Sunway City to create 80 000 jobs


Over 80 000 new jobs will be created through construction of Sunway City Industrial Park in Ruwa and an inland port that will service the entire Southern Africa. China – a key partner in the project – has committed to funding the initiative once bankability is ascertained.

The park is one of many initiatives under the Special Economic Zones Policy in the 10-Point Economic Growth Plan enunciated by President Mugabe in his State of the Nation Address on August 25. Though it has been on the cards for some time, the project will gain fresh impetus following adoption of the SEZs Policy and healthy partnership with Chinese investors.

Several companies are already operating at Sunway City, and residential, institutional and commercial properties and recreational facilities will be expanded once construction switches to top gear. Industrialisation will take centre stage with factory shells backing work to improve rail, road and technological infrastructure.

Further, the inland port facility is expected to become an economic hub. Government has accorded Sunway City “Priority Status” to remove all bottlenecks. Responding to inquiries by The Sunday Mail, Sunway City marketing manager Mr Takesure Chimenya said, “The project is expected to create in excess of 80 000 jobs once it is fully consummated.

Furthermore, industries with linkages to the construction sector will increase their production capacities in response to increased construction activities in the Sunway City Industrial Park. “This will lead to an economic boom in Zimbabwe in the same manner the construction industry has led to economic booms in countries such as South Africa, China, India, Angola, Dubai and Malaysia.”

Mr Chimenya said Sunway City management submitted funding requirements to China’s National Development and Research Committee, which visited Zimbabwe in early August. He said the NDRC agreed to the plan, prompting new feasibility studies.

“The visit by the Chinese helped clarify their requirements in order for them to fund any project from Zimbabwe. Their requirement is that the project/s must be bankable so as to enable any Chinese investor to recoup their investment. “For Sunway City, it means internationally-credible feasibility studies have to be done on the projects before submitting them for funding.

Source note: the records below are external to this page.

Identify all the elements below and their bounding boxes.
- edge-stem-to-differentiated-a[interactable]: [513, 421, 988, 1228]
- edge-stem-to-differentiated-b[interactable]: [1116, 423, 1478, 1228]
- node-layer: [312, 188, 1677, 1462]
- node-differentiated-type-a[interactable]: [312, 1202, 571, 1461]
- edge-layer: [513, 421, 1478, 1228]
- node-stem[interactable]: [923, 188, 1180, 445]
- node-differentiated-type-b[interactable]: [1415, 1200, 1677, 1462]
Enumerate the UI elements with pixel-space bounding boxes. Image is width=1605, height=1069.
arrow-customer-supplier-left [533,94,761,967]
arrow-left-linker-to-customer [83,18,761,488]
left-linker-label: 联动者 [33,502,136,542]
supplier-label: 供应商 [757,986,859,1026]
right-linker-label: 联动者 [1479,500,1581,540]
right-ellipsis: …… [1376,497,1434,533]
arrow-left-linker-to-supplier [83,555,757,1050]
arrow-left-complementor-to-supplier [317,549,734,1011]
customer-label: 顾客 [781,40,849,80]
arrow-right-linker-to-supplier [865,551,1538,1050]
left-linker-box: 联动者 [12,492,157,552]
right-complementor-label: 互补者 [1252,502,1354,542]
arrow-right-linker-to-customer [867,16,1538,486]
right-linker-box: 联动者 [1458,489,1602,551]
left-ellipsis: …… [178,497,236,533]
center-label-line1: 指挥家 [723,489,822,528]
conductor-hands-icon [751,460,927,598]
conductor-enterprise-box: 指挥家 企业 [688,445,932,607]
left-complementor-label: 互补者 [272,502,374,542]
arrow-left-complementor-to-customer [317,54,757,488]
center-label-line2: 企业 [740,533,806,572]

Sunway City requested that the National Development Reform Commission facilitates the finding of grants/concessional loans or equity partners who can assist it to achieve its planned projects like the High Technology Park and the Medical Park.

“Sunway City is one of the projects that the Government of Zimbabwe submitted as a priority project for funding. Several companies are already operating in the industrial park, producing products as varied as bleached cotton products, animal and public health products, chrome, steel, cement, shoes and cement bricks/pavers.

Sunway City to create 80 000 jobs

“The country’s National Oil Procurement Company is also located in the industrial park. “In the residential sector, servicing of over 600 low density residential stands has been completed and development has started on a number of these stands.”

Sunway City Industrial Park is a subsidiary of the Industrial Development Corporation of Zimbabwe. US$12,5 million has so far been poured into the project and about US$90 million is required to install the requisite infrastructure.

About 25 percent of land allocated for the project has been serviced while offsite infrastructure and water reticulation systems have been established. Road, rail and air infrastructure development is also in the pipeline.

The proposed inland port facility — the first in Zimbabwe — is expected to enhance trade within Sadc by providing services ordinarily given at seaports. An inland port is usually located away from traditional land, air and coastal borders to facilitate and process international trade through strategic investment in multi-modal transportation assets and by promoting value-added services.

It can be directly connected by road or rail to a seaport, and is a transhipment centre that includes facilities for storage, consolidation of goods, maintenance for road or rail cargo carriers and customs clearance services. The location of these facilities at a dry port relieves competition for storage and customs space at the seaport itself.

Sadc’s biggest seaports include Durban and Port Elizabeth (South Africa), Beira and Maputo (Mozambique), Walvis Bay (Namibia) and Dar es Salaam (Tanzania).